Abigail Taugwalder est le genre de femme qui n’arrête jamais. Déjà à l’initiative du blog Abi’s Journal, dans lequel elle aborde tout un tas de sujets allant de la beauté au wellness en passant par la cuisine… Elle donne également des cours de Yin Yoga, de Breathwork, de méditation et de Reiki. Des disciplines qui permettent de se reconnecter à soi même, grâce au décuplement des sens. Confinement oblige, nous avons eu envie de recueillir ses différents tips pour pouvoir vivre ce moment historique avec plus de sérénité… Rencontre.

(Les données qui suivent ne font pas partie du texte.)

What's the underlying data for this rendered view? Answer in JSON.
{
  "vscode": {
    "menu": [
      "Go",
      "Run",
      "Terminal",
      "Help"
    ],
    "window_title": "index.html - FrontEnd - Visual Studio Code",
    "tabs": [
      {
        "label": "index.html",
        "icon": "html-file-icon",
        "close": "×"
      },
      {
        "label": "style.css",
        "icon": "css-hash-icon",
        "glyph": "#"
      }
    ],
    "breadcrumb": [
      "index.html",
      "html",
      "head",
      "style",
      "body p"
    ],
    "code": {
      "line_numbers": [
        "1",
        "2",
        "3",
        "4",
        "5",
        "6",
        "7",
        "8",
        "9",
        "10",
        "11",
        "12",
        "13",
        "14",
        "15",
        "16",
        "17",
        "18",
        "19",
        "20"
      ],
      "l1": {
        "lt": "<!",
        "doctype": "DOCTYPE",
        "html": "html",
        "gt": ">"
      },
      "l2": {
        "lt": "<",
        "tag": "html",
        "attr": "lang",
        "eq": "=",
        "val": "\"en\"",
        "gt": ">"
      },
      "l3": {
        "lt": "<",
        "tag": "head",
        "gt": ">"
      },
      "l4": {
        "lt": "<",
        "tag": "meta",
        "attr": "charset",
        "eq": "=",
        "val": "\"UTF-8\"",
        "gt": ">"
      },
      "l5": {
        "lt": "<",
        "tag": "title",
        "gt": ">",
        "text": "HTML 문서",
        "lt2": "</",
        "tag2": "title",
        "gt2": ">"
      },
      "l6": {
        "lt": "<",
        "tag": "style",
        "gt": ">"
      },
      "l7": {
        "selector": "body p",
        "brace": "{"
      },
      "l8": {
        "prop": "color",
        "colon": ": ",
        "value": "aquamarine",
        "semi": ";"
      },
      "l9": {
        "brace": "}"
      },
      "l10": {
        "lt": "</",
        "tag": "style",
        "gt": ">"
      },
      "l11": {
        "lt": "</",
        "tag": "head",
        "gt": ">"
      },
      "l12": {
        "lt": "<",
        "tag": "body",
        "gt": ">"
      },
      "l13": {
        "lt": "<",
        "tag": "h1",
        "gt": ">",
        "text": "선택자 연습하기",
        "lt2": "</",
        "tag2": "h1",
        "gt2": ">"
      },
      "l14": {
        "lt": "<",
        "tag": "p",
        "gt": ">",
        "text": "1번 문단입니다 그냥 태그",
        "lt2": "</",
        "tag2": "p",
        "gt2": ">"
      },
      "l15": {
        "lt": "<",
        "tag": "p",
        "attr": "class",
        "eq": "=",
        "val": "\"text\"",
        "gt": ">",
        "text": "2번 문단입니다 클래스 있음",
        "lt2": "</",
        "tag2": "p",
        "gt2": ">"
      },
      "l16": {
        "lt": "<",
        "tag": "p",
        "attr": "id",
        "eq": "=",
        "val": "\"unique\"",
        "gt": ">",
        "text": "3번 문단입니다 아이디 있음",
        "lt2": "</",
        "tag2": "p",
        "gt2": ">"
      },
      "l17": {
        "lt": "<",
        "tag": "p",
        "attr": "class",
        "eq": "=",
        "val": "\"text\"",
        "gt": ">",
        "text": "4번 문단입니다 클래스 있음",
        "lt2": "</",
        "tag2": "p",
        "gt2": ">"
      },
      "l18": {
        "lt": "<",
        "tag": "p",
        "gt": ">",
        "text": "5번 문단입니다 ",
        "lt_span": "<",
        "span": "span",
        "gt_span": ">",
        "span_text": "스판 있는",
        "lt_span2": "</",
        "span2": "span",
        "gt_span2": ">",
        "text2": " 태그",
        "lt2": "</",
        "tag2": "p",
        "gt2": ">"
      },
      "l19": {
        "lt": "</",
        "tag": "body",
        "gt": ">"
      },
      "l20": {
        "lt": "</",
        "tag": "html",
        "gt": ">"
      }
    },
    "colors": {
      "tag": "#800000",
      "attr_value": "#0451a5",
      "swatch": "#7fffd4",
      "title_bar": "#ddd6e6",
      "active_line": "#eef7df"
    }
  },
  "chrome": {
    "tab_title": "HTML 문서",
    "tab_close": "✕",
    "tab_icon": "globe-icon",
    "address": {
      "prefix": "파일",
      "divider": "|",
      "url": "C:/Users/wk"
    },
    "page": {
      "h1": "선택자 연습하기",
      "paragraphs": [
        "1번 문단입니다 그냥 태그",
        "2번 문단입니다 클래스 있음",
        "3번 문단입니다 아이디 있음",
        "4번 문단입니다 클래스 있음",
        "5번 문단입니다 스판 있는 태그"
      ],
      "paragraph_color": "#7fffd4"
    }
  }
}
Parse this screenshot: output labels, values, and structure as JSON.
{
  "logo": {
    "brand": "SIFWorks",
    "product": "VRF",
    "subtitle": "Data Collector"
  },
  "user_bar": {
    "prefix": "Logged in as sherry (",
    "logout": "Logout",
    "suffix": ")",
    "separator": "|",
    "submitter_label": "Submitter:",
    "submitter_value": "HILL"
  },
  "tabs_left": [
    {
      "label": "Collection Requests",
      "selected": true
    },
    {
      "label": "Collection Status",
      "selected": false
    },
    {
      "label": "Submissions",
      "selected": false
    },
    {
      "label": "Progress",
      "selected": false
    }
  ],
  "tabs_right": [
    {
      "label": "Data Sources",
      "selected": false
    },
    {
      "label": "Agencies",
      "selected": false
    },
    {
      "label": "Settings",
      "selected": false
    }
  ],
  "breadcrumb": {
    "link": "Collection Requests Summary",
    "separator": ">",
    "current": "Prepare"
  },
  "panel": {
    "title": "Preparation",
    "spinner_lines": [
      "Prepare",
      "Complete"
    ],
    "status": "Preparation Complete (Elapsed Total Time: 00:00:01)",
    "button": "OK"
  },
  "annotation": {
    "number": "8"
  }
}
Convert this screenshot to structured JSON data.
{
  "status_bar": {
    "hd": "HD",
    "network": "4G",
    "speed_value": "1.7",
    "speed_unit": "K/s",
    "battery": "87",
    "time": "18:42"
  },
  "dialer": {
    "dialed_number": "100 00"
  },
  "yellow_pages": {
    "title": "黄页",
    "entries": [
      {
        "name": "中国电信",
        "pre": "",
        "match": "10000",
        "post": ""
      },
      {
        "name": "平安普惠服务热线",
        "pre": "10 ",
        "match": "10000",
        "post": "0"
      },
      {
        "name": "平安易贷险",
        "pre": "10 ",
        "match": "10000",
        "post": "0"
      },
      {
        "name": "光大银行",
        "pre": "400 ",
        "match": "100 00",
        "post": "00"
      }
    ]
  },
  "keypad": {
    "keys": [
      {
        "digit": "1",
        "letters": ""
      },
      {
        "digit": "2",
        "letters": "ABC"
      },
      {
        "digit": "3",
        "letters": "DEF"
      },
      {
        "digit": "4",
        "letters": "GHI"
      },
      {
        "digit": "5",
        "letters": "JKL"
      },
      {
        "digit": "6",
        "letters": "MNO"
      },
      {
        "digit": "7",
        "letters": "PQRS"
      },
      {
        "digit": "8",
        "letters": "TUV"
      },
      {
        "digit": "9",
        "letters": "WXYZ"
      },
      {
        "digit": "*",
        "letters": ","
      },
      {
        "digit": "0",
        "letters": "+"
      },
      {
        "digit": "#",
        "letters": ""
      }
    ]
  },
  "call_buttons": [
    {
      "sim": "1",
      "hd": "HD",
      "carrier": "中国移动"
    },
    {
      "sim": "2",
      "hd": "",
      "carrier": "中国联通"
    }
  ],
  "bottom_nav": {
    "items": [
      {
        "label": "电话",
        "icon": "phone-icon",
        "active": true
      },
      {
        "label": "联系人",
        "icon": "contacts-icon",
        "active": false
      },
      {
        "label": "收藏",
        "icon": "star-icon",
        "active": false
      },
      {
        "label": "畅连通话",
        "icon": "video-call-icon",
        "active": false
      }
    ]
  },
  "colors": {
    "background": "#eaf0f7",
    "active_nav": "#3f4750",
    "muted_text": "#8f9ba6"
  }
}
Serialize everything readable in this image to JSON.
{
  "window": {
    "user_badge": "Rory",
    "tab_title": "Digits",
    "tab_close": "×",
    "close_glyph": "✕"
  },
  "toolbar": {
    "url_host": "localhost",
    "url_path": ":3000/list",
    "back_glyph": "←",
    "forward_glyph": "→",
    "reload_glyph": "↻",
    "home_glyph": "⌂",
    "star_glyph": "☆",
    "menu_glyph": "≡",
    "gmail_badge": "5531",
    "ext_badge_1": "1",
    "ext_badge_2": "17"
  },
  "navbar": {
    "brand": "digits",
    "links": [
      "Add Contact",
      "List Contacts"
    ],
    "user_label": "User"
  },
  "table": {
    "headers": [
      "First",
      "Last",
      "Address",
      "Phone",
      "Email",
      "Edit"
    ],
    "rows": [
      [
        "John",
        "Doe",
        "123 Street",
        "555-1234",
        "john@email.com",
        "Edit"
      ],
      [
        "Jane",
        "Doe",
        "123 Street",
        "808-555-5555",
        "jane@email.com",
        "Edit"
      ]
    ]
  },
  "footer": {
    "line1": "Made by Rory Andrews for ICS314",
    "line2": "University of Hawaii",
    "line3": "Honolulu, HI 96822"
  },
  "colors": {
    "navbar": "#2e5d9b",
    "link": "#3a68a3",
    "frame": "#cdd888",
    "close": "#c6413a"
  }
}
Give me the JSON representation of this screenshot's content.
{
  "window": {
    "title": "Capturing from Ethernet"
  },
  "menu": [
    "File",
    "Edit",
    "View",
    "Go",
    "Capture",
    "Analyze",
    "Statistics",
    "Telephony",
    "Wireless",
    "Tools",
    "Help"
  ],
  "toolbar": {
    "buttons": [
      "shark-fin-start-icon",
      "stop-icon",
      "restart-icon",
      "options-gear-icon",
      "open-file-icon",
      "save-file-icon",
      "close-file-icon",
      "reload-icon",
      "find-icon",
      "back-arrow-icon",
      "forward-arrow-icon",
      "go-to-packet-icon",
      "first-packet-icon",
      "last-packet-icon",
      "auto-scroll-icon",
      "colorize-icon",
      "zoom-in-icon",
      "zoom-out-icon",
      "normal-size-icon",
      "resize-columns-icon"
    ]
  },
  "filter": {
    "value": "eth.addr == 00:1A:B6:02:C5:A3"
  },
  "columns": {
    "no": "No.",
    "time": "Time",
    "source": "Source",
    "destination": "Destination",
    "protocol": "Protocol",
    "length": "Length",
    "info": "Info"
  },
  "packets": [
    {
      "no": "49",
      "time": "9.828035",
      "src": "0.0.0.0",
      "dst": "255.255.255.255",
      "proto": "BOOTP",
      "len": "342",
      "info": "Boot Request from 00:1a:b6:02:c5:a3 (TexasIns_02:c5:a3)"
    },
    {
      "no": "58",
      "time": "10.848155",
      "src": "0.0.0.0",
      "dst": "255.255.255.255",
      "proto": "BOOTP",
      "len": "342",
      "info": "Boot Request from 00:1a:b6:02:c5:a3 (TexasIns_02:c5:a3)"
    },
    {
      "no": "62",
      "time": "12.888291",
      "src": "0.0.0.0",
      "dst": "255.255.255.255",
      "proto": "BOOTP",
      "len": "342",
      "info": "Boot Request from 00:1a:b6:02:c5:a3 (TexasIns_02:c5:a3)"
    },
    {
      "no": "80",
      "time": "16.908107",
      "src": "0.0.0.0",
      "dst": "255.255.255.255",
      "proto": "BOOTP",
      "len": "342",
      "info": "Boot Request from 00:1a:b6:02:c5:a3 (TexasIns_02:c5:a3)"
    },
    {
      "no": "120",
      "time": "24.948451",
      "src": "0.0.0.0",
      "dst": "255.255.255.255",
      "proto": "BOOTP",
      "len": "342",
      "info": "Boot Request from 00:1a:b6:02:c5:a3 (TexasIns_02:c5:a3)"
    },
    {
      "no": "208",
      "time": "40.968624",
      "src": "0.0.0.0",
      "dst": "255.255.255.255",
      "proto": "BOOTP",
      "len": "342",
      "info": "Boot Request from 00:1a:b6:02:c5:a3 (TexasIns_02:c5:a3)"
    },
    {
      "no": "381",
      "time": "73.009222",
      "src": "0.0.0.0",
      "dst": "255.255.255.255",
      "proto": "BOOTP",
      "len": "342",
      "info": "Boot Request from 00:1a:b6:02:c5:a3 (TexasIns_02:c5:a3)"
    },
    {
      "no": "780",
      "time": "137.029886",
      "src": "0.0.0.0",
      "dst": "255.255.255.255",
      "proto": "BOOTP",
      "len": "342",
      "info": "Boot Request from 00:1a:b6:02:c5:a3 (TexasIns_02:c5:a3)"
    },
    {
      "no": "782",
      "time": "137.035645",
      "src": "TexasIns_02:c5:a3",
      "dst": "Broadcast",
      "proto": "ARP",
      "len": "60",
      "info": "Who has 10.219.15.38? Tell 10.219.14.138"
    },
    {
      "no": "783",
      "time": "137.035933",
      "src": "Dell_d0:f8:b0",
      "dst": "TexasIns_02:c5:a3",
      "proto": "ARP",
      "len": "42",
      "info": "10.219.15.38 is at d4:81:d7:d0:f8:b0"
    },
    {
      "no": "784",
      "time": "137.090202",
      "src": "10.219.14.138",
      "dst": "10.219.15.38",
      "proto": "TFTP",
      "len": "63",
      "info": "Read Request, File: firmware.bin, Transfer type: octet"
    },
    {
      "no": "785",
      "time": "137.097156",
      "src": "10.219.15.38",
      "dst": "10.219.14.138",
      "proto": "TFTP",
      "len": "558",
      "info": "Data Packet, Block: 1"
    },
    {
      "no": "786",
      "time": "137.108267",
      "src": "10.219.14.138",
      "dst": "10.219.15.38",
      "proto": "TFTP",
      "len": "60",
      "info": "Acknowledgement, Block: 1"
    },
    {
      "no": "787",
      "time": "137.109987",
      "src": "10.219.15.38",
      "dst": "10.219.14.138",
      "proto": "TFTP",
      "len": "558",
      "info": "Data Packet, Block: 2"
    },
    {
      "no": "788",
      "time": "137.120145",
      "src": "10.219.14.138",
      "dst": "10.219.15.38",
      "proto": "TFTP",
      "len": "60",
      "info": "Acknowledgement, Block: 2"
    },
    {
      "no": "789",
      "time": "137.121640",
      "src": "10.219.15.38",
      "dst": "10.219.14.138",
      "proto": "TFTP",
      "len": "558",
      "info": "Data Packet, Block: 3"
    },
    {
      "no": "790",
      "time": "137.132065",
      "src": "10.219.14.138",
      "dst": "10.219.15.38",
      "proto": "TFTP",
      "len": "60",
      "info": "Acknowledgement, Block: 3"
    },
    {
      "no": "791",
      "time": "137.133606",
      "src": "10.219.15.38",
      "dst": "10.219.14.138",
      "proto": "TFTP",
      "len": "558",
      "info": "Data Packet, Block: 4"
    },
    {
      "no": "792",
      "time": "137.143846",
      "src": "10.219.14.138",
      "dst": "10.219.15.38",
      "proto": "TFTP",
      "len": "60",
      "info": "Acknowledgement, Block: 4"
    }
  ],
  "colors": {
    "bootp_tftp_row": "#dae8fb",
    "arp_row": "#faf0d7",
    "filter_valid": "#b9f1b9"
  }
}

Bonjour Abi et merci de répondre à cette interview. Avec le confinement, les obligations du quotidien et la vie de famille, il est parfois difficile de se sentir en harmonie avec soi-même. Quels sont tes conseils pour se reconnecter ? 

C’est vrai, il est facile de perdre sa concentration et de se laisser emporter par le tourbillon des médias négatifs. C’est un défi pour nous tous mais c’est aussi une chance de sortir de notre zone de confort, d’essayer de faire les choses différemment et d’être ouverts à un changement de perspective.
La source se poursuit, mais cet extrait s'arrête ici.